The Special Bond Between Cops and Kids
I think back to my friend Donn Breckenridge who recently retired from our department and had been our juvenile officer for about 15 years. He recognized the vital role that cops have with kids and developed relationships with them that lasted into adulthood. Whether it was teaching children safe behavior, warning them about certain dangers or helping offenders and their families navigate an often overtaxed juvenile justice system that has a limited capacity to put a personal touch on all its cases, Donn made it his mission to support young people.

Donn was particularly fond of a diversion program that allowed kids who got in trouble to avoid the formal system for an in house application of common sense justice. Instead of charges getting filed with the court and the young person getting a juvenile record, kids arrested for certain crimes who demonstrated the right attitude would be able to find alternatives to addressing their wrongdoing. Some “punishments” included washing police cars.

Obviously this approach is not applicable to juveniles whose vicious behavior warrants incarceration and strong control measures within that system.

What Detective Breckenridge — and juvenile officers in general — brings to the table is a mindset that is preventive in nature and steers young people toward the right path. It is an attitude built on trust that needs to extend beyond juvenile detectives and permeate itself within an agency’s entire culture.

Every officer should consider himself or herself a juvenile officer. Mayor Jackson should endorse this approach and expand his police budget so that officers have the resources to reach out to more children.

Coordinating with the school system, he and Chief McGrath can put more cops into schools as resource officers, where they not only protect students but develop friendships with them.

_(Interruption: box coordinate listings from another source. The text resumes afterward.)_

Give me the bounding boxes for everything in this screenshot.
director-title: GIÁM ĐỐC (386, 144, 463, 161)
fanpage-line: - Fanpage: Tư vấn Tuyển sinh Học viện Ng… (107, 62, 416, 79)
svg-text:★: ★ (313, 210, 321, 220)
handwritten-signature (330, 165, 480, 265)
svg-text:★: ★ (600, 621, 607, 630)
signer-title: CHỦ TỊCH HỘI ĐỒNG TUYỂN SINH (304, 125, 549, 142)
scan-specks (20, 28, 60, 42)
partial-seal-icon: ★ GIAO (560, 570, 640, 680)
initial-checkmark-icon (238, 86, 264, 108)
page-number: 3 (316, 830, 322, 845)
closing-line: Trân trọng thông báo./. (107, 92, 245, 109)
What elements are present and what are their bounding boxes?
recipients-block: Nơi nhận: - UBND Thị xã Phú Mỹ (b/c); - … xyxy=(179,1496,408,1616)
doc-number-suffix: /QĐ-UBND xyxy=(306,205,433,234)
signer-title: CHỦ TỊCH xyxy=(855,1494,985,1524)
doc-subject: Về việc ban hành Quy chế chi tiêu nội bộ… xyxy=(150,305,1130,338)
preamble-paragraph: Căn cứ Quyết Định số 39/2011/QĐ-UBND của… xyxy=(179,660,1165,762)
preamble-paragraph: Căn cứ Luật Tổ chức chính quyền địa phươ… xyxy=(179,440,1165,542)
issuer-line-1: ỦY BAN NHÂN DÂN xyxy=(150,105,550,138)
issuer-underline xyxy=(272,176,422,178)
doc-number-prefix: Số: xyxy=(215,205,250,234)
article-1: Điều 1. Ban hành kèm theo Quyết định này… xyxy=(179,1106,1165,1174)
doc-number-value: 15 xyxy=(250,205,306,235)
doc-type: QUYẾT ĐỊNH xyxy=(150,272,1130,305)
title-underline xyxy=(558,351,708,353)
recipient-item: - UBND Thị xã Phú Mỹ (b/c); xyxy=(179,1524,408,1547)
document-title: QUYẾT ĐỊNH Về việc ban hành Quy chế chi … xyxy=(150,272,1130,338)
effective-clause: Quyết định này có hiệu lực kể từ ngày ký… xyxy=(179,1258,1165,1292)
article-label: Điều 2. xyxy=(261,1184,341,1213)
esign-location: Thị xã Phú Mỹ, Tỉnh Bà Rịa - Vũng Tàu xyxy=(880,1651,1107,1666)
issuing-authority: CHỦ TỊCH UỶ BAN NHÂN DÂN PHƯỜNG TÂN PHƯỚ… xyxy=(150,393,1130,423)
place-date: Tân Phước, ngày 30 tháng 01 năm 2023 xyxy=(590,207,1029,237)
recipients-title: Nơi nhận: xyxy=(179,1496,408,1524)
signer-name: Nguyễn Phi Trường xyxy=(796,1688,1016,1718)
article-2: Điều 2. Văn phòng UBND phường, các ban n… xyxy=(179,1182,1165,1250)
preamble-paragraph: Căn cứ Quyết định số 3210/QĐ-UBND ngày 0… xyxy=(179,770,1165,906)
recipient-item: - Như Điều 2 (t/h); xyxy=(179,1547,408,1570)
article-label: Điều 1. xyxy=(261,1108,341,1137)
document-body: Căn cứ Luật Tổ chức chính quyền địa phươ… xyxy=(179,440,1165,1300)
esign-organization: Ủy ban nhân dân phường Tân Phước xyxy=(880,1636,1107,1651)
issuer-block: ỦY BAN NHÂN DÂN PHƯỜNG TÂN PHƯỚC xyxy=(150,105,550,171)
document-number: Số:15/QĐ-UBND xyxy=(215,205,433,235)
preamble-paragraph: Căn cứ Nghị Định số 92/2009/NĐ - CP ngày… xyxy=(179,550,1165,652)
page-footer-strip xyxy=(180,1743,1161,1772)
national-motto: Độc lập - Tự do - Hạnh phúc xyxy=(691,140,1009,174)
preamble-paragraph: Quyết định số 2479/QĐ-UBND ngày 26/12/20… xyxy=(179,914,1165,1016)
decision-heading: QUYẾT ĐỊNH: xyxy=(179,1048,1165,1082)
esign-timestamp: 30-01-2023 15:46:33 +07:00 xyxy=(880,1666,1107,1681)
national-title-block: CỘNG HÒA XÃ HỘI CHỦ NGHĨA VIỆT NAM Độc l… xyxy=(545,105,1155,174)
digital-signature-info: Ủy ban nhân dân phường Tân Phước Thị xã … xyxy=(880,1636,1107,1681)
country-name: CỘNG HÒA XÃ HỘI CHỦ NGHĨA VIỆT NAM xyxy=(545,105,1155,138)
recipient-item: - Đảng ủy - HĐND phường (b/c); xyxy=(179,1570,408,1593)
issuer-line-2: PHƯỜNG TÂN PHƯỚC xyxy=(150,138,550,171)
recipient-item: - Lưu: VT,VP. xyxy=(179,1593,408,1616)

Walking the halls and keeping an eye out is one thing, but they should be put into classrooms as well where they can teach them a variety of important topics to help keep them out of trouble.

Whether it is instructing them to look both ways before crossing the street through Safety Town programs, avoiding drug use with D.A.R.E., or alerting them to predators on the Internet through e-Copp, police officers will be recognized by kids (and their parents) as protective partners in keeping them safe.

This relationship can continue into their teens as officers can direct athletic leagues and clubs to give them outlets to have fun. As many young people have the potential to become fine officers themselves, officers can coordinate Explorer programs to help recruit them into a career in law enforcement.

One Officer Can Make All the Difference
Formal assignments are important, but it is often the street officer whose encounters with kids can leave lasting impressions of how a child views a cop. When an officer treats a young person’s parent(s) or the child themselves with respect and professionalism, it can establish confidence that the police appreciate their role as public servants.

Through simple actions (such as waving while on patrol or handing a little kid a badge sticker) and more comprehensive actions (such as helping place an endangered child in an emergency shelter and following up on his care), officers may be less likely to be viewed as members of an occupying army but instead recognized as shareholders in helping keep a neighborhood a safe place to live and work.

Through an intensive approach that targets young people, the Cleveland Police Department may very well succeed in reversing Art McKoy’s assessment that things are not going to get better anytime soon.

It may actually be one goal that both he and the police can agree on.